Diesen Vorhalt hatte der Steuerberater des Bw. mit dem Hinweis auf die Konkurseröffnung über das Vermögen der GesmbH im November 1996 und das Unvermögen der Gesellschaft zur Entrichtung der Abgabenschulden nach diesem Zeitpunkt beantwortet. Zur Frage, weshalb er nicht für die rechtzeitige Entrichtung der angefallenen Abgaben durch die Gesellschaft Sorge tragen konnte, machte er lediglich Ausführungen zum gesamten Rückstand, von welchem er die Nachforderung laut BP, Umsatzsteuer aus Veranlagungen 1995 und 1996, Lohnsteuer, DB, DZ sowie die USt 1998 in Abzug brachte. Von diesem Rückstand zog er Zahlungen im Jahr 1997 und im Jahr 1998 ab. Aus dem verbleibenden Rückstand behauptete er eine Schuldtilgungsrate aufgrund der vorhandenen Mittel von rund 37 %. Die Zahlungen seien mit den Schuldtilgungsraten gegenüber den übrigen Gläubigern zu vergleichen. Da dies jedoch eine entsprechende Bilanzierung der Wirtschaftjahre 1997 bis 1999 zur Folge hätte, müsse auf eine Nachreichung der diesbezüglichen Berechnung verwiesen werden. Aller Voraussicht nach sei gegenüber den übrigen Gläubigern hinsichtlich der Schuldentilgung keine wesentliche Besserstellung erfolgt.

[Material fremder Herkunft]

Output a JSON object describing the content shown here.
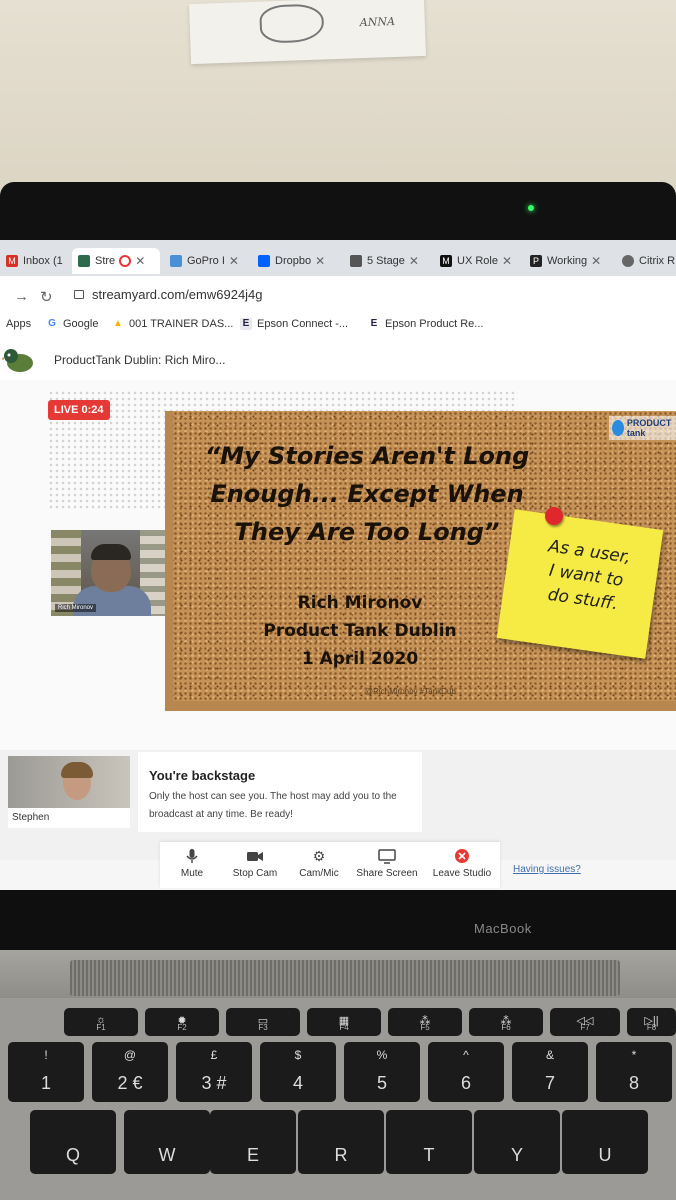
{
  "wall_note": {
    "text": "ANNA"
  },
  "browser": {
    "tabs": [
      {
        "label": "Inbox (1",
        "icon": "mail-icon",
        "color": "#d93025",
        "close": "✕"
      },
      {
        "label": "Stre",
        "icon": "streamyard-icon",
        "color": "#2d6b4e",
        "close": "✕",
        "recording": true
      },
      {
        "label": "GoPro I",
        "icon": "gopro-icon",
        "color": "#4a90d9",
        "close": "✕"
      },
      {
        "label": "Dropbo",
        "icon": "dropbox-icon",
        "color": "#0061fe",
        "close": "✕"
      },
      {
        "label": "5 Stage",
        "icon": "tree-icon",
        "color": "#555555",
        "close": "✕"
      },
      {
        "label": "UX Role",
        "icon": "medium-icon",
        "color": "#111111",
        "close": "✕"
      },
      {
        "label": "Working",
        "icon": "p-icon",
        "color": "#222222",
        "close": "✕"
      },
      {
        "label": "Citrix R",
        "icon": "citrix-icon",
        "color": "#666666",
        "close": ""
      }
    ],
    "url": "streamyard.com/emw6924j4g",
    "bookmarks": [
      {
        "label": "Apps",
        "icon": "apps-icon"
      },
      {
        "label": "Google",
        "icon": "google-icon"
      },
      {
        "label": "001 TRAINER DAS...",
        "icon": "drive-icon"
      },
      {
        "label": "Epson Connect -...",
        "icon": "epson-icon"
      },
      {
        "label": "Epson Product Re...",
        "icon": "epson-icon"
      }
    ]
  },
  "app": {
    "stream_title": "ProductTank Dublin: Rich Miro...",
    "live_badge": "LIVE 0:24",
    "speaker_name": "Rich Mironov",
    "slide": {
      "title_lines": [
        "“My Stories Aren't Long",
        "Enough... Except When",
        "They Are Too Long”"
      ],
      "author_lines": [
        "Rich Mironov",
        "Product Tank Dublin",
        "1 April 2020"
      ],
      "postit_lines": [
        "As a user,",
        "I want to",
        "do stuff."
      ],
      "brand": "PRODUCT tank",
      "credit": "@RichMironov #TankDub"
    },
    "backstage": {
      "self_name": "Stephen",
      "title": "You're backstage",
      "text": "Only the host can see you. The host may add you to the broadcast at any time. Be ready!"
    },
    "controls": [
      {
        "label": "Mute",
        "icon": "microphone-icon"
      },
      {
        "label": "Stop Cam",
        "icon": "camera-icon"
      },
      {
        "label": "Cam/Mic",
        "icon": "gear-icon"
      },
      {
        "label": "Share Screen",
        "icon": "monitor-icon"
      },
      {
        "label": "Leave Studio",
        "icon": "leave-icon"
      }
    ],
    "help_link": "Having issues?"
  },
  "device": {
    "brand": "MacBook"
  },
  "keyboard": {
    "fn_row": [
      "F1",
      "F2",
      "F3",
      "F4",
      "F5",
      "F6",
      "F7",
      "F8"
    ],
    "number_row": [
      {
        "top": "!",
        "main": "1"
      },
      {
        "top": "@",
        "main": "2 €"
      },
      {
        "top": "£",
        "main": "3 #"
      },
      {
        "top": "$",
        "main": "4"
      },
      {
        "top": "%",
        "main": "5"
      },
      {
        "top": "^",
        "main": "6"
      },
      {
        "top": "&",
        "main": "7"
      },
      {
        "top": "*",
        "main": "8"
      }
    ],
    "letter_row": [
      "Q",
      "W",
      "E",
      "R",
      "T",
      "Y",
      "U"
    ]
  }
}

Bezüglich der Kassenein- und - ausgänge wurde auf beiliegende Buchhaltungsausdrucke verwiesen. Hinsichtlich der nicht vereinnahmten Umsatzsteuerbeträge wurde auf eine noch zu erfolgende Bilanzierung der Jahre 1997 bis 1999 verwiesen. Grundsätzlich habe die PG aber uneinbringliche Forderungen gegenüber der PH und der PA in Millionenhöhe, was eine Umsatzsteuerberichtigung aufgrund einer notwendigen Forderungsabschreibung zur Folge haben werde.
Das Finanzamt begründete seinen Bescheid mit dem Hinweis auf die durch den Bw. als Geschäftsführer der Gesellschaft zu erfüllende Pflicht zur Einbehaltung und Abfuhr der Kapitalertragsteuer. Nach ständiger VwGH-Rechtsprechung werde bei Nichtabfuhr von Kapitalertragsteuer von einer schuldhaften Pflichtverletzung ausgegangen. Die Uneinbringlichkeit der haftungsgegenständlichen Abgaben bei der Primärschuldnerin stehe fest.
In der Berufung wandte der Bw. ein, die PG sei eine Holdinggesellschaft gewesen, deren Tochterfirmen sich überwiegend mit Installationstätigkeiten befassten. Die Einnahmen der Gesellschaft habe ausschließlich aus Verwaltungskosten, Vergütungen und Mietentgelten bestanden. Über das Vermögen mehrerer Tochtergesellschaften sei im Oktober 1996 das Konkursverfahren eröffnet worden. Dies habe zur Folge gehabt, dass die PG seit diesem Zeitpunkt über keine Einnahmen verfügt habe und somit auch nicht in der Lage gewesen sei, irgendwelche finanziellen Verpflichtungen zu erfüllen.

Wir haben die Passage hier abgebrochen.